Avec cette sûreté de coup d’œil, qui était un don chez lui, avec cette intuition merveilleuse qui le guidait dans les cas graves où une décision prompte s’imposait, Pardaillan avait étudié et compris instantanément le caractère de Philippe II.
«Esprit sombre et cauteleux, fanatique sincère, orgueil immodéré, prudent et patient, tenace dans ses projets, tortueux dans la conduite de ses plans… un prêtre couronné. Si j’essaie de jouer au plus fin avec lui, je n’en finirai jamais. C’est à coups de vérités, à coups d’audace que je dois l’assommer.»
On a vu qu’il avait immédiatement et non sans succès employé cette tactique.
Lorsque le roi lui dit:
– Faites-nous connaître l’objet de votre mission.
Pardaillan, qui supportait le regard fixe du roi sans paraître troublé, répondit, avec une tranquille aisance, comme s’il eût traité d’égal à égal:
– Sa Majesté le roi de France désire que vous retiriez les troupes espagnoles que vous entretenez dans Paris et dans le royaume. Le roi, animé des meilleures intentions à l’égard de Votre Majesté et de son peuple, estime que l’entretien de ces garnisons dans son royaume constitue un acte peu amical de votre part. Le roi estime que vous n’avez rien à voir dans les affaires intérieures de la France.
L’œil froid de Philippe eut une lueur aussitôt éteinte et:
– Est-ce tout ce que désire S. M. le roi de Navarre? fit-il.
– C’est tout… pour le moment, dit froidement Pardaillan.
Le roi parut réfléchir un instant, puis il répondit:
– La demande que vous nous transmettez serait juste et légitime si S. M. de Navarre était réellement roi de France… ce qui n’est pas.
– Ceci est une question qui n’est pas à soulever ici, dit fermement Pardaillan. Il ne s’agit pas de savoir, Sire, si vous consentez à reconnaître le roi de Navarre comme roi de France. Il s’agit d’une question nette et précise… le retrait de vos troupes qui n’ont rien à faire en France.
– Que pourrait le roi de Navarre contre nous, lui qui ne sait même pas prendre d’assaut sa capitale? fit le roi avec un sourire de dédain.
– En effet, Sire, dit gravement Pardaillan, c’est une extrémité à laquelle le roi Henri ne peut se résoudre.
Et soudain, avec son air figue et raisin:
– Que voulez-vous, sire, le roi veut que ses sujets se donnent à lui librement. Il lui répugne de les forcer par un assaut, en somme facile. Ce sont là scrupules exagérés qui ne sauraient être compris du vulgaire, mais qu’un roi comme vous, Sire, ne peut qu’admirer.
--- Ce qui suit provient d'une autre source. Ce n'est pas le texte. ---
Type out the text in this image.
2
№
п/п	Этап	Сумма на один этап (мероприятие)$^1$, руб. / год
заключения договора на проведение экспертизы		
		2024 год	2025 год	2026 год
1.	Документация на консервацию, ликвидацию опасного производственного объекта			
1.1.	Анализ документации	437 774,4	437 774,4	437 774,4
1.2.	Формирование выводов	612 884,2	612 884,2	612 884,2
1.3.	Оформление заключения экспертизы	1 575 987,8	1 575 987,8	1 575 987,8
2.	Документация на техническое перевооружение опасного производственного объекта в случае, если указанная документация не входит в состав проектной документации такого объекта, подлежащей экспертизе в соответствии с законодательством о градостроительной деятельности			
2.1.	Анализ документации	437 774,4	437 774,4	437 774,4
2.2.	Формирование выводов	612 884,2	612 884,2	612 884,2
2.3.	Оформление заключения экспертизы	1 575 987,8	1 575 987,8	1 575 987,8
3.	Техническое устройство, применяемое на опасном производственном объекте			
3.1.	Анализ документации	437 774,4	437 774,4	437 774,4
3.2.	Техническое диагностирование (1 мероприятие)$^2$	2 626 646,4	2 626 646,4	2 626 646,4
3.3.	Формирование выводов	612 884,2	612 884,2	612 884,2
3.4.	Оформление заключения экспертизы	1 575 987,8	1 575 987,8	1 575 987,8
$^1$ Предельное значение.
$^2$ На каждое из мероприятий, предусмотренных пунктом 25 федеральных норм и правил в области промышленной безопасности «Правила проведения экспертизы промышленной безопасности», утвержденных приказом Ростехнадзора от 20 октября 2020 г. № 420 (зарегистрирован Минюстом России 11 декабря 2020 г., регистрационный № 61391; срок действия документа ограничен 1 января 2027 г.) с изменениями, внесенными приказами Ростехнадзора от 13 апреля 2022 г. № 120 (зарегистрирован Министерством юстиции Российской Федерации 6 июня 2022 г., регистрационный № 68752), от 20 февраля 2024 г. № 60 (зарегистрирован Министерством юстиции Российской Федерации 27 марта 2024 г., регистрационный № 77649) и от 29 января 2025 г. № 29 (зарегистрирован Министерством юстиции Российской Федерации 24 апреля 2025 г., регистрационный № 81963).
Le roi se mordit les lèvres. Il sentait la colère gronder en lui, mais il se contint, ne voulant pas paraître avoir compris la leçon que lui donnait ce gentilhomme sans feu ni lieu. Il se contenta de dire d’un air évasif:
– Nous étudierons la demande de S. M. Henri de Navarre. Nous verrons…
Malheureusement, il avait affaire à un adversaire décidé à ne pas se contenter de faux-fuyants.
– Faut-il conclure, Sire, que vous refusez d’accéder à la demande juste, légitime et courtoise du roi de France? insista Pardaillan.
– Et quand cela serait, monseigneur? fit le roi d’un air rogue.
Pardaillan reprit paisiblement:
– On dit, Sire, que vous adorez les maximes et les sentences. Voici un proverbe de chez nous que je vous conseille de méditer: «Charbonnier est maître chez lui.»
– Ce qui veut dire? gronda le roi en se redressant.
– Ce qui veut dire, Sire, que vous ne pourrez vous en prendre qu’à vous-même si vos troupes sont châtiées comme elles le méritent et chassées du royaume de France, dit froidement Pardaillan.
– Par la Vierge Sainte! je crois que vous osez menacer le roi d’Espagne, monsieur! éclata Philippe, livide de fureur.